Lane observed, "from the legend of Colin Powell, something
epitomized, perhaps, by that long-ago brush-off of Tom Glen."
[The New Republic, April 17, 1995]
After Lane's article, a prominent Washington
Post columnist rallied to Powell's defense. Richard Harwood, a
former Post ombudsman, scolded Lane for his heresy, for trying
"to deconstruct the image of Colin Powell." Harwood
attacked this "revisionist view" which faulted Powell
for "what he didn't do" and for reducing Powell's "life
to expedient bureaucratic striving."
Harwood fretted that other reporters might
join the criticism. "What will other media do with this tale?"

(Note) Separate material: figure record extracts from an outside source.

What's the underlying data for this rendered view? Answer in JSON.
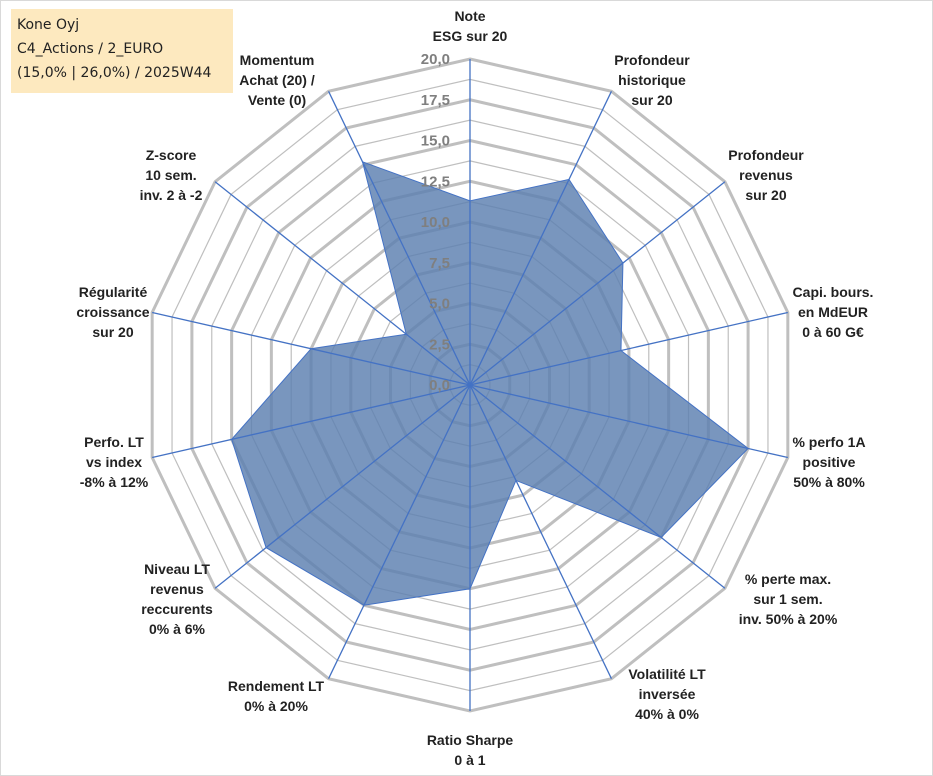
{
  "title_box": {
    "line1": "Kone Oyj",
    "line2": "C4_Actions / 2_EURO",
    "line3": "(15,0% | 26,0%) / 2025W44"
  },
  "colors": {
    "grid": "#bfbfbf",
    "axis": "#4472c4",
    "fill": "#5b7fb0",
    "tick_text": "#7f7f7f",
    "title_bg": "#fde9bf"
  },
  "chart_data": {
    "type": "radar",
    "ylim": [
      0,
      20
    ],
    "ticks": [
      "0,0",
      "2,5",
      "5,0",
      "7,5",
      "10,0",
      "12,5",
      "15,0",
      "17,5",
      "20,0"
    ],
    "axes": [
      [
        "Note",
        "ESG sur 20"
      ],
      [
        "Profondeur",
        "historique",
        "sur 20"
      ],
      [
        "Profondeur",
        "revenus",
        "sur 20"
      ],
      [
        "Capi. bours.",
        "en MdEUR",
        "0 à 60 G€"
      ],
      [
        "% perfo 1A",
        "positive",
        "50% à 80%"
      ],
      [
        "% perte max.",
        "sur 1 sem.",
        "inv. 50% à 20%"
      ],
      [
        "Volatilité LT",
        "inversée",
        "40% à 0%"
      ],
      [
        "Ratio Sharpe",
        "0 à 1"
      ],
      [
        "Rendement LT",
        "0% à 20%"
      ],
      [
        "Niveau LT",
        "revenus",
        "reccurents",
        "0% à 6%"
      ],
      [
        "Perfo. LT",
        "vs index",
        "-8% à 12%"
      ],
      [
        "Régularité",
        "croissance",
        "sur 20"
      ],
      [
        "Z-score",
        "10 sem.",
        "inv. 2 à -2"
      ],
      [
        "Momentum",
        "Achat (20) /",
        "Vente (0)"
      ]
    ],
    "series": [
      {
        "values": [
          11.3,
          14.0,
          12.0,
          9.5,
          17.5,
          15.0,
          6.5,
          12.5,
          15.0,
          16.0,
          15.0,
          10.0,
          5.0,
          15.2
        ]
      }
    ],
    "grid": true,
    "legend": "none"
  }
}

Harwood worried. "Does it become part of a new media technique
by which indictments are made on the basis of might-have-beens
and should-have-dones?" [Washington Post, April 10, 1995]

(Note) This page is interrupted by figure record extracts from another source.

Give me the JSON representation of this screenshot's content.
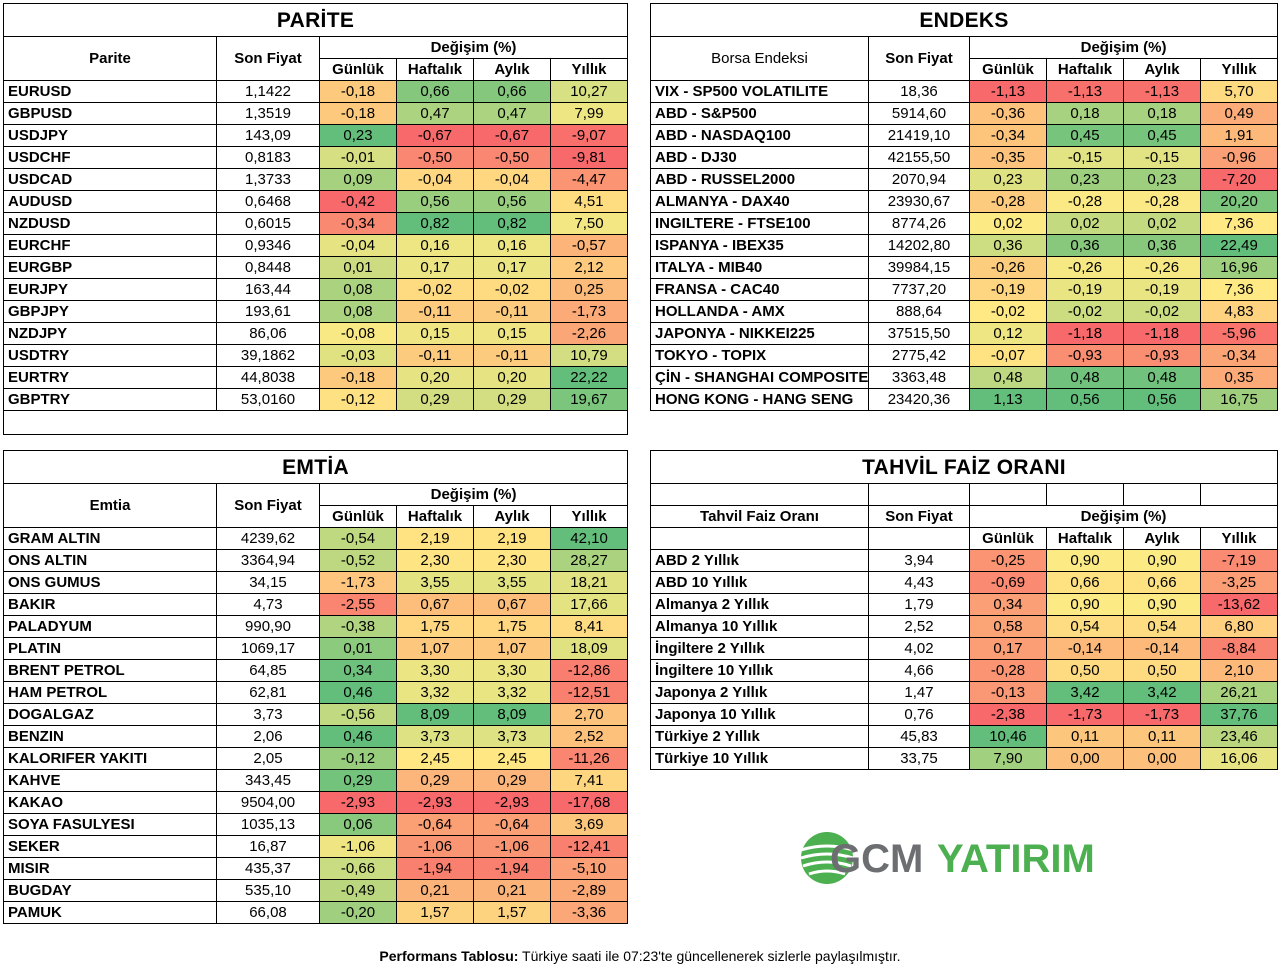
{
  "parite": {
    "title": "PARİTE",
    "col_name": "Parite",
    "col_price": "Son Fiyat",
    "col_change": "Değişim (%)",
    "sub": [
      "Günlük",
      "Haftalık",
      "Aylık",
      "Yıllık"
    ],
    "rows": [
      {
        "name": "EURUSD",
        "price": "1,1422",
        "vals": [
          "-0,18",
          "0,66",
          "0,66",
          "10,27"
        ]
      },
      {
        "name": "GBPUSD",
        "price": "1,3519",
        "vals": [
          "-0,18",
          "0,47",
          "0,47",
          "7,99"
        ]
      },
      {
        "name": "USDJPY",
        "price": "143,09",
        "vals": [
          "0,23",
          "-0,67",
          "-0,67",
          "-9,07"
        ]
      },
      {
        "name": "USDCHF",
        "price": "0,8183",
        "vals": [
          "-0,01",
          "-0,50",
          "-0,50",
          "-9,81"
        ]
      },
      {
        "name": "USDCAD",
        "price": "1,3733",
        "vals": [
          "0,09",
          "-0,04",
          "-0,04",
          "-4,47"
        ]
      },
      {
        "name": "AUDUSD",
        "price": "0,6468",
        "vals": [
          "-0,42",
          "0,56",
          "0,56",
          "4,51"
        ]
      },
      {
        "name": "NZDUSD",
        "price": "0,6015",
        "vals": [
          "-0,34",
          "0,82",
          "0,82",
          "7,50"
        ]
      },
      {
        "name": "EURCHF",
        "price": "0,9346",
        "vals": [
          "-0,04",
          "0,16",
          "0,16",
          "-0,57"
        ]
      },
      {
        "name": "EURGBP",
        "price": "0,8448",
        "vals": [
          "0,01",
          "0,17",
          "0,17",
          "2,12"
        ]
      },
      {
        "name": "EURJPY",
        "price": "163,44",
        "vals": [
          "0,08",
          "-0,02",
          "-0,02",
          "0,25"
        ]
      },
      {
        "name": "GBPJPY",
        "price": "193,61",
        "vals": [
          "0,08",
          "-0,11",
          "-0,11",
          "-1,73"
        ]
      },
      {
        "name": "NZDJPY",
        "price": "86,06",
        "vals": [
          "-0,08",
          "0,15",
          "0,15",
          "-2,26"
        ]
      },
      {
        "name": "USDTRY",
        "price": "39,1862",
        "vals": [
          "-0,03",
          "-0,11",
          "-0,11",
          "10,79"
        ]
      },
      {
        "name": "EURTRY",
        "price": "44,8038",
        "vals": [
          "-0,18",
          "0,20",
          "0,20",
          "22,22"
        ]
      },
      {
        "name": "GBPTRY",
        "price": "53,0160",
        "vals": [
          "-0,12",
          "0,29",
          "0,29",
          "19,67"
        ]
      }
    ]
  },
  "endeks": {
    "title": "ENDEKS",
    "col_name": "Borsa Endeksi",
    "col_price": "Son Fiyat",
    "col_change": "Değişim (%)",
    "sub": [
      "Günlük",
      "Haftalık",
      "Aylık",
      "Yıllık"
    ],
    "rows": [
      {
        "name": "VIX  - SP500 VOLATILITE",
        "price": "18,36",
        "vals": [
          "-1,13",
          "-1,13",
          "-1,13",
          "5,70"
        ]
      },
      {
        "name": "ABD - S&P500",
        "price": "5914,60",
        "vals": [
          "-0,36",
          "0,18",
          "0,18",
          "0,49"
        ]
      },
      {
        "name": "ABD - NASDAQ100",
        "price": "21419,10",
        "vals": [
          "-0,34",
          "0,45",
          "0,45",
          "1,91"
        ]
      },
      {
        "name": "ABD - DJ30",
        "price": "42155,50",
        "vals": [
          "-0,35",
          "-0,15",
          "-0,15",
          "-0,96"
        ]
      },
      {
        "name": "ABD - RUSSEL2000",
        "price": "2070,94",
        "vals": [
          "0,23",
          "0,23",
          "0,23",
          "-7,20"
        ]
      },
      {
        "name": "ALMANYA - DAX40",
        "price": "23930,67",
        "vals": [
          "-0,28",
          "-0,28",
          "-0,28",
          "20,20"
        ]
      },
      {
        "name": "INGILTERE - FTSE100",
        "price": "8774,26",
        "vals": [
          "0,02",
          "0,02",
          "0,02",
          "7,36"
        ]
      },
      {
        "name": "ISPANYA - IBEX35",
        "price": "14202,80",
        "vals": [
          "0,36",
          "0,36",
          "0,36",
          "22,49"
        ]
      },
      {
        "name": "ITALYA - MIB40",
        "price": "39984,15",
        "vals": [
          "-0,26",
          "-0,26",
          "-0,26",
          "16,96"
        ]
      },
      {
        "name": "FRANSA - CAC40",
        "price": "7737,20",
        "vals": [
          "-0,19",
          "-0,19",
          "-0,19",
          "7,36"
        ]
      },
      {
        "name": "HOLLANDA - AMX",
        "price": "888,64",
        "vals": [
          "-0,02",
          "-0,02",
          "-0,02",
          "4,83"
        ]
      },
      {
        "name": "JAPONYA - NIKKEI225",
        "price": "37515,50",
        "vals": [
          "0,12",
          "-1,18",
          "-1,18",
          "-5,96"
        ]
      },
      {
        "name": "TOKYO - TOPIX",
        "price": "2775,42",
        "vals": [
          "-0,07",
          "-0,93",
          "-0,93",
          "-0,34"
        ]
      },
      {
        "name": "ÇİN - SHANGHAI COMPOSITE",
        "price": "3363,48",
        "vals": [
          "0,48",
          "0,48",
          "0,48",
          "0,35"
        ]
      },
      {
        "name": "HONG KONG - HANG SENG",
        "price": "23420,36",
        "vals": [
          "1,13",
          "0,56",
          "0,56",
          "16,75"
        ]
      }
    ]
  },
  "emtia": {
    "title": "EMTİA",
    "col_name": "Emtia",
    "col_price": "Son Fiyat",
    "col_change": "Değişim (%)",
    "sub": [
      "Günlük",
      "Haftalık",
      "Aylık",
      "Yıllık"
    ],
    "rows": [
      {
        "name": "GRAM ALTIN",
        "price": "4239,62",
        "vals": [
          "-0,54",
          "2,19",
          "2,19",
          "42,10"
        ]
      },
      {
        "name": "ONS ALTIN",
        "price": "3364,94",
        "vals": [
          "-0,52",
          "2,30",
          "2,30",
          "28,27"
        ]
      },
      {
        "name": "ONS GUMUS",
        "price": "34,15",
        "vals": [
          "-1,73",
          "3,55",
          "3,55",
          "18,21"
        ]
      },
      {
        "name": "BAKIR",
        "price": "4,73",
        "vals": [
          "-2,55",
          "0,67",
          "0,67",
          "17,66"
        ]
      },
      {
        "name": "PALADYUM",
        "price": "990,90",
        "vals": [
          "-0,38",
          "1,75",
          "1,75",
          "8,41"
        ]
      },
      {
        "name": "PLATIN",
        "price": "1069,17",
        "vals": [
          "0,01",
          "1,07",
          "1,07",
          "18,09"
        ]
      },
      {
        "name": "BRENT PETROL",
        "price": "64,85",
        "vals": [
          "0,34",
          "3,30",
          "3,30",
          "-12,86"
        ]
      },
      {
        "name": "HAM PETROL",
        "price": "62,81",
        "vals": [
          "0,46",
          "3,32",
          "3,32",
          "-12,51"
        ]
      },
      {
        "name": "DOGALGAZ",
        "price": "3,73",
        "vals": [
          "-0,56",
          "8,09",
          "8,09",
          "2,70"
        ]
      },
      {
        "name": "BENZIN",
        "price": "2,06",
        "vals": [
          "0,46",
          "3,73",
          "3,73",
          "2,52"
        ]
      },
      {
        "name": "KALORIFER YAKITI",
        "price": "2,05",
        "vals": [
          "-0,12",
          "2,45",
          "2,45",
          "-11,26"
        ]
      },
      {
        "name": "KAHVE",
        "price": "343,45",
        "vals": [
          "0,29",
          "0,29",
          "0,29",
          "7,41"
        ]
      },
      {
        "name": "KAKAO",
        "price": "9504,00",
        "vals": [
          "-2,93",
          "-2,93",
          "-2,93",
          "-17,68"
        ]
      },
      {
        "name": "SOYA FASULYESI",
        "price": "1035,13",
        "vals": [
          "0,06",
          "-0,64",
          "-0,64",
          "3,69"
        ]
      },
      {
        "name": "SEKER",
        "price": "16,87",
        "vals": [
          "-1,06",
          "-1,06",
          "-1,06",
          "-12,41"
        ]
      },
      {
        "name": "MISIR",
        "price": "435,37",
        "vals": [
          "-0,66",
          "-1,94",
          "-1,94",
          "-5,10"
        ]
      },
      {
        "name": "BUGDAY",
        "price": "535,10",
        "vals": [
          "-0,49",
          "0,21",
          "0,21",
          "-2,89"
        ]
      },
      {
        "name": "PAMUK",
        "price": "66,08",
        "vals": [
          "-0,20",
          "1,57",
          "1,57",
          "-3,36"
        ]
      }
    ]
  },
  "tahvil": {
    "title": "TAHVİL FAİZ ORANI",
    "col_name": "Tahvil Faiz Oranı",
    "col_price": "Son Fiyat",
    "col_change": "Değişim (%)",
    "sub": [
      "Günlük",
      "Haftalık",
      "Aylık",
      "Yıllık"
    ],
    "rows": [
      {
        "name": "ABD 2 Yıllık",
        "price": "3,94",
        "vals": [
          "-0,25",
          "0,90",
          "0,90",
          "-7,19"
        ]
      },
      {
        "name": "ABD 10 Yıllık",
        "price": "4,43",
        "vals": [
          "-0,69",
          "0,66",
          "0,66",
          "-3,25"
        ]
      },
      {
        "name": "Almanya 2 Yıllık",
        "price": "1,79",
        "vals": [
          "0,34",
          "0,90",
          "0,90",
          "-13,62"
        ]
      },
      {
        "name": "Almanya 10 Yıllık",
        "price": "2,52",
        "vals": [
          "0,58",
          "0,54",
          "0,54",
          "6,80"
        ]
      },
      {
        "name": "İngiltere 2 Yıllık",
        "price": "4,02",
        "vals": [
          "0,17",
          "-0,14",
          "-0,14",
          "-8,84"
        ]
      },
      {
        "name": "İngiltere 10 Yıllık",
        "price": "4,66",
        "vals": [
          "-0,28",
          "0,50",
          "0,50",
          "2,10"
        ]
      },
      {
        "name": "Japonya 2 Yıllık",
        "price": "1,47",
        "vals": [
          "-0,13",
          "3,42",
          "3,42",
          "26,21"
        ]
      },
      {
        "name": "Japonya 10 Yıllık",
        "price": "0,76",
        "vals": [
          "-2,38",
          "-1,73",
          "-1,73",
          "37,76"
        ]
      },
      {
        "name": "Türkiye 2 Yıllık",
        "price": "45,83",
        "vals": [
          "10,46",
          "0,11",
          "0,11",
          "23,46"
        ]
      },
      {
        "name": "Türkiye 10 Yıllık",
        "price": "33,75",
        "vals": [
          "7,90",
          "0,00",
          "0,00",
          "16,06"
        ]
      }
    ]
  },
  "logo": {
    "gcm": "GCM",
    "yatirim": "YATIRIM",
    "green": "#4caf50",
    "gray": "#6d6e71"
  },
  "footer": {
    "label": "Performans Tablosu:",
    "text": " Türkiye saati ile 07:23'te güncellenerek sizlerle paylaşılmıştır."
  },
  "colors": {
    "red": "#f8696b",
    "yellow": "#ffeb84",
    "green": "#63be7b"
  }
}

But Harwood's fears were unfounded. The
national media closed ranks behind Powell. Not only did the media
ignore Powell's troubling actions in Vietnam, but the press turned
a blind eye to Powell's dubious roles in the Iran-contra scandal
and other national security foul-ups of the Reagan-Bush era.
The Book Tour
For the media, it was time for Powell-mania,
a phenomenon that reached a frenzied climax in fall 1995 with
the general's book tour and the will-he-or-won't-he drama about
Powell running for president.
Then, in early November 1995, Powell said
no to entering the presidential race and the media's balloon deflated
with an almost audible whoosh. The disappointment was palpable
as journalists filled a Northern Virginia banquet hall to hear
Powell make the announcement.
The rest of that week, The New York Times
op-ed page could have been draped in black crepe. Columnist Maureen
Dowd compared her disappointment to Francesca's pining over her
abortive love affair with Robert Kincaid in The Bridges of Madison
County.
"The graceful, hard male animal who
did nothing overtly to dominate us yet dominated us completely,
in the exact way we wanted that to happen at this moment, like
a fine leopard on the veld, was gone," Dowd wrote, mimicking
the novel's overwrought style. "'Don't leave, Colin Powell,'
I could hear myself crying from somewhere inside." [NYT,
Nov. 9, 1995]
Liberal and middle-of-the-road commentators
were especially crushed. Columnists Anthony Lewis, A.M. Rosenthal
and Bob Herbert proved that Dowd's column was not just satire.
Lewis informed readers that Americans
"across the political spectrum ... had just seen the dignity,
the presence, the directness they long for in a president."
Rosenthal proclaimed Powell to be "graceful, decisive, courteous,
warm, also candid." Herbert hailed Powell as "honest,
graceful, strong, intelligent, modest and resolute." [NYT,
Nov. 10, 1995]
Though also smitten by the Powell charisma,
Frank Rich recognized that political reporters were acting a lot
like love-sick adolescents. "The press coverage will surely,
with hindsight, make for hilarious reading," Rich observed.
[NYT, Nov. 11, 1995]
In the years that followed -- as Powell
remained a figure of great national respect, earning millions
of dollars on the lecture circuit -- there has been little of
that critical hindsight.
Thousands of words have been devoted to
commenting about Colin Powell's political future, virtually all
of them positive. His selection as secretary of state by President-elect
George W. Bush -- as Bush's first appointment following his tainted
victory -- was hailed by the news media with near universal praise.
Throughout the many years of Powell's
presence on the national stage, there has been precious little
interest in searching for the truth behind Colin Powell's legend.